COLLABORATION AS DESIGNING THE RIGHT MEETING STRUCTURE

No matter the number and assuming that you factor in the logistics, when I facilitate meetings I’m designing a temporary environment in which people get work done. When I am successful, I am able to design a meeting whose structure will offer a gentle invitation to the participants to behave in certain ways. This thought is amazing, because it means that if you design meetings for participation, engagement, collaboration and for mutuality — that’s what you will get (most of the times…).
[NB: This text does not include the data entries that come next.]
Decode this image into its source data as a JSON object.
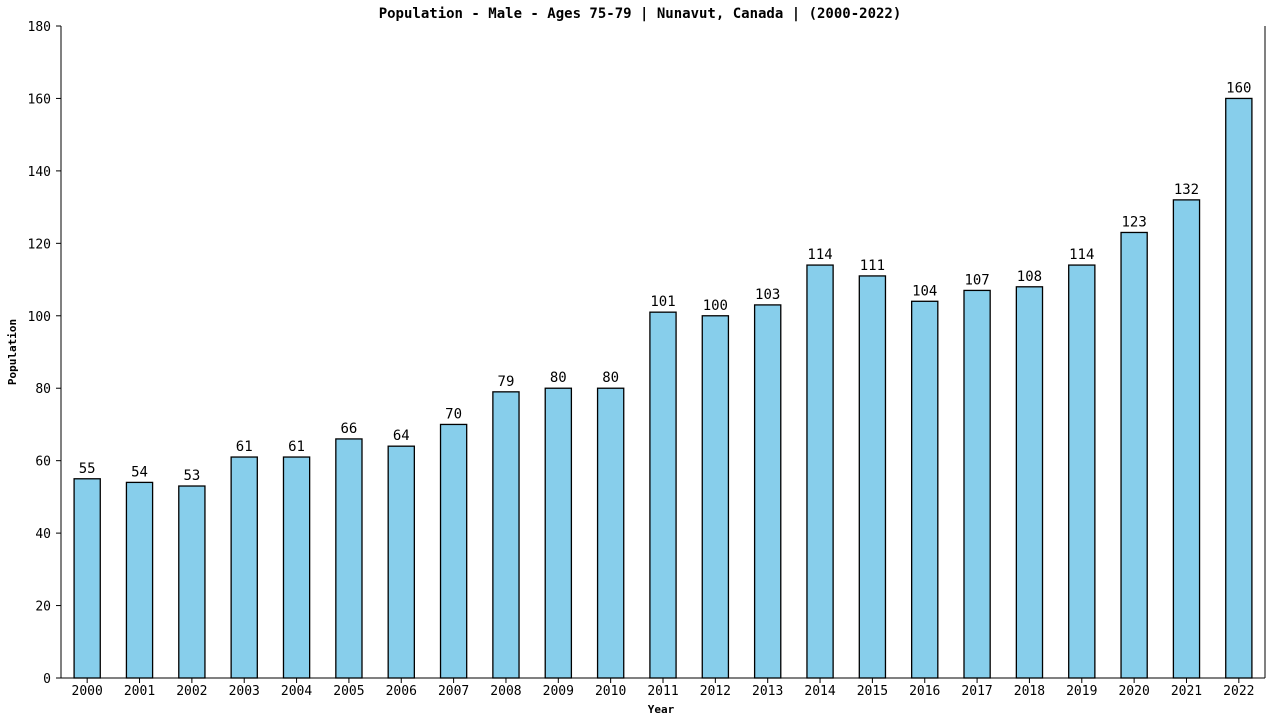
{
  "chart_data": {
    "type": "bar",
    "title": "Population - Male - Ages 75-79 | Nunavut, Canada |  (2000-2022)",
    "xlabel": "Year",
    "ylabel": "Population",
    "ylim": [
      0,
      180
    ],
    "yticks": [
      0,
      20,
      40,
      60,
      80,
      100,
      120,
      140,
      160,
      180
    ],
    "categories": [
      "2000",
      "2001",
      "2002",
      "2003",
      "2004",
      "2005",
      "2006",
      "2007",
      "2008",
      "2009",
      "2010",
      "2011",
      "2012",
      "2013",
      "2014",
      "2015",
      "2016",
      "2017",
      "2018",
      "2019",
      "2020",
      "2021",
      "2022"
    ],
    "values": [
      55,
      54,
      53,
      61,
      61,
      66,
      64,
      70,
      79,
      80,
      80,
      101,
      100,
      103,
      114,
      111,
      104,
      107,
      108,
      114,
      123,
      132,
      160
    ],
    "bar_color": "#87ceeb",
    "grid": false
  }
}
I have facilitated meetings with people that hated each other. Yet, I had been able selecting the right design to make the meeting productive and helpful to bridge the divide. In this work I have benefited from the work of the people who have developed large group methodologies (like World Café, Open Space, Circle, Future Search, etc…) These meeting formats are the best examples of the power of meeting structures to shape the behaviors of participants: I’ve never seen people arguing in a World Café!

To this extent and regardless of number of participants, my new definition of facilitation is: “The art of designing meetings that bring out the best in people.” In fact, everyone can design a meeting. Not everyone can make that design produce the outcome that people need. Can you? Truth is: nobody can. In fact, it’s the design and the emergent rule inherent in the structure of the meeting that delivers the results in the meeting. It’s the fit between the meeting structure and the situation that delivers.

What could you accomplish in your next meeting if you were to create just the right amount of structure?